Financial advisors use of social media leads to significant new business : Blogs on the way
You can add another regulated industry to the legal profession which is overcoming its fear of using social media for business development.
Jennifer Hoyt Cummings (@BrokersWorld) reports in this morning’s Wall Street Journal’s Deal Journal that effectively using social media can lead to substantial new business for financial advisors.
Morgan Stanley Smith Barney adviser Mark Scribner one day noticed that a business acquaintance he hadn’t spoken to in 15 years had checked out his LinkedIn profile.
Scribner called the acquaintance, mentioned LinkedIn, and within days was handling a large life insurance policy for the man’s boss. Later, the acquaintance sent him a $2.6 million 401(k) rollover account to handle.

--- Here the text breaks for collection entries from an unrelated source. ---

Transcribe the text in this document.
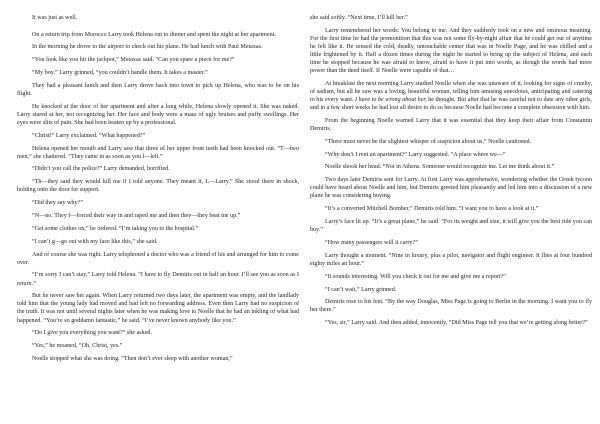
It was just as well.

On a return trip from Morocco Larry took Helena out to dinner and spent the night at her apartment.

In the morning he drove to the airport to check out his plane. He had lunch with Paul Metaxas.

“You look like you hit the jackpot,” Metaxas said. “Can you spare a piece for me?”

“My boy,” Larry grinned, “you couldn’t handle them. It takes a master.”

They had a pleasant lunch and then Larry drove back into town to pick up Helena, who was to be on his flight.

He knocked at the door of her apartment and after a long while, Helena slowly opened it. She was naked. Larry stared at her, not recognizing her. Her face and body were a mass of ugly bruises and puffy swellings. Her eyes were slits of pain. She had been beaten up by a professional.

“Christ!” Larry exclaimed. “What happened?”

Helena opened her mouth and Larry saw that three of her upper front teeth had been knocked out. “T—two men,” she chattered. “They came in as soon as you l—left.”

“Didn’t you call the police?” Larry demanded, horrified.

“Th—they said they would kill me if I told anyone. They meant it, L—Larry.” She stood there in shock, holding onto the door for support.

“Did they say why?”

“N—no. They f—forced their way in and raped me and then they—they beat me up.”

“Get some clothes on,” he ordered. “I’m taking you to the hospital.”

“I can’t g—go out with my face like this,” she said.

And of course she was right. Larry telephoned a doctor who was a friend of his and arranged for him to come over.

“I’m sorry I can’t stay,” Larry told Helena. “I have to fly Demiris out in half an hour. I’ll see you as soon as I return.”

But he never saw her again. When Larry returned two days later, the apartment was empty, and the landlady told him that the young lady had moved and had left no forwarding address. Even then Larry had no suspicion of the truth. It was not until several nights later when he was making love to Noelle that he had an inkling of what had happened. “You’re so goddamn fantastic,” he said. “I’ve never known anybody like you.”

“Do I give you everything you want?” she asked.

“Yes,” he moaned, “Oh, Christ, yes.”

Noelle stopped what she was doing. “Then don’t ever sleep with another woman,”

she said softly. “Next time, I’ll kill her.”

Larry remembered her words: You belong to me. And they suddenly took on a new and ominous meaning. For the first time he had the premonition that this was not some fly-by-night affair that he could get out of anytime he felt like it. He sensed the cold, deadly, untouchable center that was in Noelle Page, and he was chilled and a little frightened by it. Half a dozen times during the night he started to bring up the subject of Helena, and each time he stopped because he was afraid to know, afraid to have it put into words, as though the words had more power than the deed itself. If Noelle were capable of that…

At breakfast the next morning Larry studied Noelle when she was unaware of it, looking for signs of cruelty, of sadism, but all he saw was a loving, beautiful woman, telling him amusing anecdotes, anticipating and catering to his every want. I have to be wrong about her, he thought. But after that he was careful not to date any other girls, and in a few short weeks he had lost all desire to do so because Noelle had become a complete obsession with him.

From the beginning Noelle warned Larry that it was essential that they keep their affair from Constantin Demiris.

“There must never be the slightest whisper of suspicion about us,” Noelle cautioned.

“Why don’t I rent an apartment?” Larry suggested. “A place where we—”

Noelle shook her head. “Not in Athens. Someone would recognize me. Let me think about it.”

Two days later Demiris sent for Larry. At first Larry was apprehensive, wondering whether the Greek tycoon could have heard about Noelle and him, but Demiris greeted him pleasantly and led him into a discussion of a new plane he was considering buying.

“It’s a converted Mitchell Bomber,” Demiris told him. “I want you to have a look at it.”

Larry’s face lit up. “It’s a great plane,” he said. “For its weight and size, it will give you the best ride you can buy.”

“How many passengers will it carry?”

Larry thought a moment. “Nine in luxury, plus a pilot, navigator and flight engineer. It flies at four hundred eighty miles an hour.”

“It sounds interesting. Will you check it out for me and give me a report?”

“I can’t wait,” Larry grinned.

Demiris rose to his feet. “By the way Douglas, Miss Page is going to Berlin in the morning. I want you to fly her there.”

“Yes, sir,” Larry said. And then added, innocently, “Did Miss Page tell you that we’re getting along better?”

Scribner, who manages about $65 million in client assets and joined Morgan Stanley Smith Barney last January after working for LPL Financial, would never have thought to reach out to this man if he hadn’t seen him on LinkedIn, he says.
A few minutes a day on LInkedIn and Twitter have helped Scribner big time. Look at what he shared with Cummings.
- Twitter and LinkedIn have helped him land new clients and keep in better touch with existing ones.
- Though Morgan Stanley has caught some flak for by only allowing advisers to choose from a library of canned Tweets, Scribner likes the preapproved tweets because they take pressure off of him. A few times he’s wanted to create his own tweets and was able to get approval for those in about a day.
- Nearly all of his posts on Twitter, even when generated by the company, lead to a phone call from one of his clients, often just because seeing his name reminded them that they wanted to talk to him.
- About seven years ago he tried to establish a referral relationship with a lawyer without success. He recently noticed the lawyer had started following his Twitter handle, @mscribnerMSSB, and soon after, the lawyer referred him a large estate planning case.
Over the last few years, I have talked with many financial advisors and marketing/communications agencies working for them about the use of blogs and other social media. I’ve always been told that, unlike their colleagues in the legal industry, there is no way financial advisors can use social media and blogging for business development. Regulations and the need to vet everything prevent it.
It was just this spring that I shared word with them that Morgan Stanley was the first financial company to use social media, allowing its advisers full use of LinkedIn and limited use of Twitter.
Like the legal profession a few years ago, Cummings reports more than a third of advisers think social media isn’t worth their time, citing a recent survey of financial advisers use of social media by Aite Group a research and advisory firm for the financial services industry.
Scribner is not buying it. As he told Cummings, “People are asking for it. It’s either adapt or be removed.”
As with large law firms, we’re going to see financial advisors use blogs in a big way to share their insights.
- It’ll cost less than formatting and distributing otherwise.
- The insight will be more timely.
- Greater chance that their content will be included in Google News.
- RSS feeds from blogs will allow investors, reporters, and bloggers subscribing to key words and phrases on Google Blog Search and Google News to pick up their materials without even being a subscriber.
- Blogs will mean much greater sharing of their insight via LinkedIn, Twitter, and Facebook. It’s this social sharing that serves as oxygen to the moving of information today.
- RSS feeds will enable the busiest people who have harnessed Google Reader and other RSS readers to get their materials in the way they want it.
- RSS feeds will enable distribution on mobile devices on apps such as Flipboard, Zite, and the like.
- Individual investment officers and strategists, already being given author attribution in existing free online content, will have their names cited around the net on blogs, news sites, Twitter, and LinkedIn.
Heck Morgan Stanley’s Global Investment Committee already sends out its Investor Insights reports through its Twitter handle, @MSSB_GIC. A blog could could easily replace or supplement the present web page format for Investor Insights.
Like the legal industry, the financial services sector has been going through a lot of upheaval. Those companies who adapt to what their customers are looking for and where the world is going will be well ahead of the game.